The weather was nice--there was a cool breeze and the moon was high--so I decided to just walk home from 西北. I didn't really feel like taking a taxi. So I walked. Shinya and I continued to message each other, and he expressed concern that I was walking home alone in the dark.

This is Kotoen. This is Nishinomiya. I am 169cm tall. I am dressed in black. Nobody is going to mess with me. I'm the only girl I know in Japan who has been here a substantial amount of time and hasn't gotten felt up in a train. I've been leered at, but almost always through dark glass. Even when I first came to Japan, way back in high school, a drunk man leaned across me so he could look at the boobs on the girl next to me. The only people who noticed me walking home were cabbies trying to pick up customers. They didn't stop.
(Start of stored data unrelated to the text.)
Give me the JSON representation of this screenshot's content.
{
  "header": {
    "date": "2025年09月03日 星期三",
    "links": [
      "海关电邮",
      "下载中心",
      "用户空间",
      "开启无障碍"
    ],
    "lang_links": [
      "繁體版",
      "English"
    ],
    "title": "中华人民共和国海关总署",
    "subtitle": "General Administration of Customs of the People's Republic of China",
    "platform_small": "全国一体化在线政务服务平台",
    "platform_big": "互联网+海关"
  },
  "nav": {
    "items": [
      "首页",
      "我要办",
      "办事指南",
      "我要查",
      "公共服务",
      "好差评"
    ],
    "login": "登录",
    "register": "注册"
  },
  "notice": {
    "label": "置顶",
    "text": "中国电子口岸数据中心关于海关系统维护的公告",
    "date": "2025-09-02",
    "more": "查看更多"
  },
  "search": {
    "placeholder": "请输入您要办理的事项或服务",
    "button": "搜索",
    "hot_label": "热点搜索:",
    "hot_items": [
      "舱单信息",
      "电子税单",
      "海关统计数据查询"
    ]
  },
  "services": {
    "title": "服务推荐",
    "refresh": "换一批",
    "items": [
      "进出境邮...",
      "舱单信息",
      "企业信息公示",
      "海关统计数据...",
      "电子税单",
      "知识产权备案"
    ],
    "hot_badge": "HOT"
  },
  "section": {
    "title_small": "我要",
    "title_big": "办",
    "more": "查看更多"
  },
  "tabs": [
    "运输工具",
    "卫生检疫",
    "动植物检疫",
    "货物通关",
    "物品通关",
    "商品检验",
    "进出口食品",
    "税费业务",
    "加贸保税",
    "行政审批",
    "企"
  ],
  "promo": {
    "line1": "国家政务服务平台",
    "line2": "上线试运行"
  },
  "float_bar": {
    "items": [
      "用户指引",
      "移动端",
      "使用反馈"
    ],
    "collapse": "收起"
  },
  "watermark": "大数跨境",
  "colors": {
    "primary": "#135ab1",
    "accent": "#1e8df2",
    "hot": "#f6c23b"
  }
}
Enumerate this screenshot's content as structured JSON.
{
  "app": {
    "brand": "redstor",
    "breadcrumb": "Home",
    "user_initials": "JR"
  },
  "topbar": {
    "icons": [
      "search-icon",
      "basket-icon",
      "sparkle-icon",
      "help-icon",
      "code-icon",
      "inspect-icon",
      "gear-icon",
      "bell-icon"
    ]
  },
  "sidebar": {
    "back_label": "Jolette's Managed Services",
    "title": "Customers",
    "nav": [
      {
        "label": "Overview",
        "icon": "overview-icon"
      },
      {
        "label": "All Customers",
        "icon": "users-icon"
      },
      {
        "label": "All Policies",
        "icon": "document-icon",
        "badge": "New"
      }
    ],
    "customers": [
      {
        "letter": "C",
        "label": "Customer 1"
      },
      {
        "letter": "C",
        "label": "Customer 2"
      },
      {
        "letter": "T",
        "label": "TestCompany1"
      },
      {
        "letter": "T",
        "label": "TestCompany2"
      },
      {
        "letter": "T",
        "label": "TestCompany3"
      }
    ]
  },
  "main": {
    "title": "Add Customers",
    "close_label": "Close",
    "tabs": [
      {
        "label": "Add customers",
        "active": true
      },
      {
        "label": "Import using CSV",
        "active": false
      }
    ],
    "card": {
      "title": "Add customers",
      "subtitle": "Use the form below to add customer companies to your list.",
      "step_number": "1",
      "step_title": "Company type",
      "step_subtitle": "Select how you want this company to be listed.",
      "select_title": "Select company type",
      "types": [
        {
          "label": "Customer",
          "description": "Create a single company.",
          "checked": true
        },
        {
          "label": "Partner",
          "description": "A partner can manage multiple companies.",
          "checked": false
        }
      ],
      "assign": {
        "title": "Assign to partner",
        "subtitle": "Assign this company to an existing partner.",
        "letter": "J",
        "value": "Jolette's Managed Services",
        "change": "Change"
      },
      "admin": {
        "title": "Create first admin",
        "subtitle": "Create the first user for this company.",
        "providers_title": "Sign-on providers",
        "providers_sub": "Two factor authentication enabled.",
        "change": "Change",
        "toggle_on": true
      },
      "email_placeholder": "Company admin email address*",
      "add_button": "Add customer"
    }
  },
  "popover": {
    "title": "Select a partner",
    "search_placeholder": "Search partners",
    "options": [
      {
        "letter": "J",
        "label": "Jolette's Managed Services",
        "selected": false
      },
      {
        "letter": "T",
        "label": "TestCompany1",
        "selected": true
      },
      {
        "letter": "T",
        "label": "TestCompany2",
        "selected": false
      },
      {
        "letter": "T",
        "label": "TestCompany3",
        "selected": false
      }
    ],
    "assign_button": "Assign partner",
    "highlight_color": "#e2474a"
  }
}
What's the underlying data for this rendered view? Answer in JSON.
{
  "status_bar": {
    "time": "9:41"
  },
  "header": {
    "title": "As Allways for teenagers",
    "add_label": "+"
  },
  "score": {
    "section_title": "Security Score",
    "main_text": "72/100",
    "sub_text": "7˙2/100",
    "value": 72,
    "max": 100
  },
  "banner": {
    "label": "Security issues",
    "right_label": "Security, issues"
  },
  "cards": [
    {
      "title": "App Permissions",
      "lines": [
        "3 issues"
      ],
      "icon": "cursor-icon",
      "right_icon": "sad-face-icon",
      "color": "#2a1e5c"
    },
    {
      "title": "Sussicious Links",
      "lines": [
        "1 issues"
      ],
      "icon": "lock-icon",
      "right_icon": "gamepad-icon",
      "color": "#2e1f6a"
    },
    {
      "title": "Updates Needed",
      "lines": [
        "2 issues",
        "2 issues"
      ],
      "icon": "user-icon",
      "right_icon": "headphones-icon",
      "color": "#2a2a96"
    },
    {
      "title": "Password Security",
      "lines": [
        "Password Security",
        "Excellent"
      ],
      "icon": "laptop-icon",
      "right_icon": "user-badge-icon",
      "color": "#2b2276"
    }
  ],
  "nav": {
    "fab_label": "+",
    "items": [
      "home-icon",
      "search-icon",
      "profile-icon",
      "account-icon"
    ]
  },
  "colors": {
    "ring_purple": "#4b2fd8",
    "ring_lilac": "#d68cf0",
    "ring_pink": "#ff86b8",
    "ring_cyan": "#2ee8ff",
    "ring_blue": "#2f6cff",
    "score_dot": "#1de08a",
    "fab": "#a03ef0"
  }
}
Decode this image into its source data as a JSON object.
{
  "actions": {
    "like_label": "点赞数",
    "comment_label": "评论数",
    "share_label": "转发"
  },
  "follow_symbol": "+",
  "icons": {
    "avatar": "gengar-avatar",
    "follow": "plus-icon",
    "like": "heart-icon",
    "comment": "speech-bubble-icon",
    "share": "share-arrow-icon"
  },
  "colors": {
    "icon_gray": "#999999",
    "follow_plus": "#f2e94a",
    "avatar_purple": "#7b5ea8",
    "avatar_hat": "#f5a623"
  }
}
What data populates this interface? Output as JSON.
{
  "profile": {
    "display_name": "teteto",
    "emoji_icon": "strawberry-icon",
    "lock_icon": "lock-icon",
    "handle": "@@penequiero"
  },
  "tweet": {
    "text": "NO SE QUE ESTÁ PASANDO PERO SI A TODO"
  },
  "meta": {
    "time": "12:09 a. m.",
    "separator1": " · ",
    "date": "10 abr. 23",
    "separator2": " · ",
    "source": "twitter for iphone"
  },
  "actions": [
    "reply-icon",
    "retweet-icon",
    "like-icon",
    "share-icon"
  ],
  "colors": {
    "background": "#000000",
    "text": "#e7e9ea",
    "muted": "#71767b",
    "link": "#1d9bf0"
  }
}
It took me a lot longer to get home than I thought it would. Mostly because I was messaging Shinya most of the time. It's hard to walk quickly when you're concentrating on a tiny glowing screen in your hand. I cut through Carolyn's development and headed up the hill that way. There was a red ring around the moon. Well, it was more of a rusty orange, but it was beautiful and strange. I stopped near my apartment to look at it, but a cop passed me and gave me a strange look, so I headed up before she came back around.

I entered my dark apartment and took off my clothes, but avoided showering. After half an hour or so, I got a frantic email from Shinya, asking if I had gotten home okay. Doubt closed the door on its way out.

I smiled.


( 1 comment — Leave a comment )
Nov. 29th, 2004 12:21 pm (UTC)
This is a very well-written post. (I can't say it's nice, because doubt sucks!) But Abby, you're awesome!


PS: There are female cops in Japan? They allow that there? There seem to be few enough here!